I'm no expert, but I get the impression that although OUTPUT INSERTED is the preferred method these days, SCOPE_IDENTITY() is usually fine too. In the past, SQL Server 2008 (and maybe earlier versions too?) had a bug where SCOPE_IDENTITY sometimes didn't return the correct value, but I hear that has now been fixed (see this question for more detail). (On the other hand, other techniques like @@IDENTITY and IDENT_CURRENT() are still dangerous since they can return the wrong value in corner cases. See this answer and the others on that same page for more detail.)

The big advantage that OUTPUT INSERTED still has is that it can work for cases where you are inserting multiple rows via a single INSERT statement. Is that something you are doing with SQLAlchemy? Probably not, right? So it doesn't matter.
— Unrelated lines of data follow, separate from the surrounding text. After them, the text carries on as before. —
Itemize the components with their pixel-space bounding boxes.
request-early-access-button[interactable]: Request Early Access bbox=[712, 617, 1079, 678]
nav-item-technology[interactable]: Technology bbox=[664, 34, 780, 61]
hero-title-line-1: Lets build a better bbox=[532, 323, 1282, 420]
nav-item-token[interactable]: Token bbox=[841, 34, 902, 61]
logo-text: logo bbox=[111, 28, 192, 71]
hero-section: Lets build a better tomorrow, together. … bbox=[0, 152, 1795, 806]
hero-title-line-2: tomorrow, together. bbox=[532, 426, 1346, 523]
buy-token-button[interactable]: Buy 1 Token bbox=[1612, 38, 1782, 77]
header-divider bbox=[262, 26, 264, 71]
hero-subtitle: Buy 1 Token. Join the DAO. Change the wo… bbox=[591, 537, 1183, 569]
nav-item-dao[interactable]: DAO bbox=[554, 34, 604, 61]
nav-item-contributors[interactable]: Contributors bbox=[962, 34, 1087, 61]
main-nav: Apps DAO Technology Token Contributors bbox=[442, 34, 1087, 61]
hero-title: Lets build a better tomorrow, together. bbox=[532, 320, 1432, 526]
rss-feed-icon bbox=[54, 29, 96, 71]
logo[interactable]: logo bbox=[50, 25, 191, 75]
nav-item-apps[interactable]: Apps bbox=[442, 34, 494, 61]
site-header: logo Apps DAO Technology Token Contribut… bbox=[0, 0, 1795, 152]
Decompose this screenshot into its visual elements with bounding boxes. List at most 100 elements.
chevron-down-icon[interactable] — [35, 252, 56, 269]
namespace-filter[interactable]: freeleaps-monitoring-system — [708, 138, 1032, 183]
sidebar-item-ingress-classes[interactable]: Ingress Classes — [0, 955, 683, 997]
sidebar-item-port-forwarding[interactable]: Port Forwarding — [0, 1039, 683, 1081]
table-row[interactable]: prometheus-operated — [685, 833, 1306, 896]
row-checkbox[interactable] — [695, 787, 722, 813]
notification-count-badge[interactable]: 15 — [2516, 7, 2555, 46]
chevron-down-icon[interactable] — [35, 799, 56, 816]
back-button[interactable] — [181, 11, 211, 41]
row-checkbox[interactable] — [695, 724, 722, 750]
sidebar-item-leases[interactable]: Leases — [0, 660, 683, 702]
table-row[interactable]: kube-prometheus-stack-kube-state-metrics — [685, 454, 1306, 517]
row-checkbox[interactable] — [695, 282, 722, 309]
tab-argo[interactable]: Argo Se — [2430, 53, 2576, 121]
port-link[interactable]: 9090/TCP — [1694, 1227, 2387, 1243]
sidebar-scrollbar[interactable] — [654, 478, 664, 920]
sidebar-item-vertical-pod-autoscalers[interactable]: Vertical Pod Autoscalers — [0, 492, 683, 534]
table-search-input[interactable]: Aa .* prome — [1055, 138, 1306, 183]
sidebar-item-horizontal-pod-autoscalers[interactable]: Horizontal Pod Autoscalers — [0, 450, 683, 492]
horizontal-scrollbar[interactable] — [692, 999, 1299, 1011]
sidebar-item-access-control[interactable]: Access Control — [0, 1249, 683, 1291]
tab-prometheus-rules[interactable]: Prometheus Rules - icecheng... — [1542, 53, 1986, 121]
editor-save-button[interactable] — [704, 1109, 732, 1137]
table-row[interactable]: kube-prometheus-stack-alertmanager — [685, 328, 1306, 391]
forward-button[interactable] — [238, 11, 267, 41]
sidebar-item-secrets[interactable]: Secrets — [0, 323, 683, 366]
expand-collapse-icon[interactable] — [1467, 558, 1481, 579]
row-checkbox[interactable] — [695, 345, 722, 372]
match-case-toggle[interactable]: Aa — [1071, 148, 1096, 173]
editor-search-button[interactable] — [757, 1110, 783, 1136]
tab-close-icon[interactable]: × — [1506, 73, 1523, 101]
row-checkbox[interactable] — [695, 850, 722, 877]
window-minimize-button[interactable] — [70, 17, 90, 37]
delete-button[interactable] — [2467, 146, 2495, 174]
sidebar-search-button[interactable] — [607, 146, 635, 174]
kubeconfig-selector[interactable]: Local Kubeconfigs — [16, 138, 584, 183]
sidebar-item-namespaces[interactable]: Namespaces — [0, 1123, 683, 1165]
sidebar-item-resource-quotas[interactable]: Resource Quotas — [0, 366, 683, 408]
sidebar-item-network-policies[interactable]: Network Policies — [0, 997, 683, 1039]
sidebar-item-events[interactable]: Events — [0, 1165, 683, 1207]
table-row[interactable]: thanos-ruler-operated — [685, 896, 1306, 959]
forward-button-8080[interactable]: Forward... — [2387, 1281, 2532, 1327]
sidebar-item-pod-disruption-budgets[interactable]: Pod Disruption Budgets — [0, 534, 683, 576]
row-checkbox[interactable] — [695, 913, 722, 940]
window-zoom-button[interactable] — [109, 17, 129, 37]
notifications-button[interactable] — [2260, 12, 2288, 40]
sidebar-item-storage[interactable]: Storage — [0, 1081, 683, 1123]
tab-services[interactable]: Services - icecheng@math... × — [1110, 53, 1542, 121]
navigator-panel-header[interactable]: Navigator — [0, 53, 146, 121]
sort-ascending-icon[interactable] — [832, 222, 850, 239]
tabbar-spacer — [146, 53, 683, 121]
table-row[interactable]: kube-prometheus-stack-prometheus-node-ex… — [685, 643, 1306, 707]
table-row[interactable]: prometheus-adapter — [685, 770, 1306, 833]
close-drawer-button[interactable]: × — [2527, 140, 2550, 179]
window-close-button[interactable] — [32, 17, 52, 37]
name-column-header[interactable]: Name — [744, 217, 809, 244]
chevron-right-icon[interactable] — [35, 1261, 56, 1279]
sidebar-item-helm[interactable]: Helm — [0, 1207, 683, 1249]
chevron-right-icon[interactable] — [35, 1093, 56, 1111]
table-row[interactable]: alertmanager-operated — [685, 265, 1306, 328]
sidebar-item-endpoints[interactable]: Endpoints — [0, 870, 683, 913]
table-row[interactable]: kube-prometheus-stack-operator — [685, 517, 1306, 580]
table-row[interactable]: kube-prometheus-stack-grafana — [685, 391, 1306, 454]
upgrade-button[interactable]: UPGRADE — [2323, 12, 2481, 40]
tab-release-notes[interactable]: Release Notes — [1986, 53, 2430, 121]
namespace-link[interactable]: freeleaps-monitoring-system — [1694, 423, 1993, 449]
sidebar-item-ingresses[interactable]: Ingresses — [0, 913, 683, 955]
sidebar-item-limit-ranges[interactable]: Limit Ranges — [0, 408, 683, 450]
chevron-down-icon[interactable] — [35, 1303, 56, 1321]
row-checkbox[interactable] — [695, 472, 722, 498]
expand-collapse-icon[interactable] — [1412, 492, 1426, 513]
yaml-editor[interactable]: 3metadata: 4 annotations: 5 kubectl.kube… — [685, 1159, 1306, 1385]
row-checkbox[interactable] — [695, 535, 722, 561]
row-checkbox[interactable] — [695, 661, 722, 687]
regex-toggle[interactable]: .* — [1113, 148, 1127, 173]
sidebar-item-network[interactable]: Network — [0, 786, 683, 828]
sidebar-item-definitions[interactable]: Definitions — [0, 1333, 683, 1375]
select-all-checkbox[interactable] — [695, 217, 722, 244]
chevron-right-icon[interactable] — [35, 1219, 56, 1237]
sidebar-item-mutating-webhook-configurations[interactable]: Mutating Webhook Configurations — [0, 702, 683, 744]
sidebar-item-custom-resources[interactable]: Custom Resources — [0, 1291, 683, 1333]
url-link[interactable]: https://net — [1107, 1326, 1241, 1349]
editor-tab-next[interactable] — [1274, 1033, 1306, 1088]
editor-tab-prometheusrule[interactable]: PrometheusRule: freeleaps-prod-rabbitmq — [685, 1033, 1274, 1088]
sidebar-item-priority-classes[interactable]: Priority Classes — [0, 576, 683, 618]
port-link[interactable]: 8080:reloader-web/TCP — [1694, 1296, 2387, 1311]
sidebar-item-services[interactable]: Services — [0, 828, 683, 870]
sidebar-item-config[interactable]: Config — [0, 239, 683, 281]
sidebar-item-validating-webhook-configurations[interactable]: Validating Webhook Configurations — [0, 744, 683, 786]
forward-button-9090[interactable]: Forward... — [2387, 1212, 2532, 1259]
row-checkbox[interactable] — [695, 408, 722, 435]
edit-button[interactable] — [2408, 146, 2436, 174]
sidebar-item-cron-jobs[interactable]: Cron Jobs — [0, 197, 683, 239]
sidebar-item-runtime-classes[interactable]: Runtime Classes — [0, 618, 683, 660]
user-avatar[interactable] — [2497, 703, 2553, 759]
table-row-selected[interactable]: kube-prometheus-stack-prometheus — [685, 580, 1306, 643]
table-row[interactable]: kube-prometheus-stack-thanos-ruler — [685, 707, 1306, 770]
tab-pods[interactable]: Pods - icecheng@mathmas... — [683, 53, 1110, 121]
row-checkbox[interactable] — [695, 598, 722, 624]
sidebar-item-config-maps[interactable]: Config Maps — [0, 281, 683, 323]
Note that if you are going to have to disable implicit_returning for many tables, you could avoid a bit of boilerplate by making a mixin for it (and whichever other columns and properties you want all of the tables to inherit):

class AutoincTriggerMixin():
    __table_args__ = {
        'implicit_returning': False
    }

    id = Column(Integer, primary_key=True, autoincrement=True)

class SomeModel(AutoincTriggerMixin, Base):
    some_column = Column(String(1000))
    ...

See this page in the SQLALchemy documentation for more detail. As an added bonus, it makes it more obvious which tables involve triggers.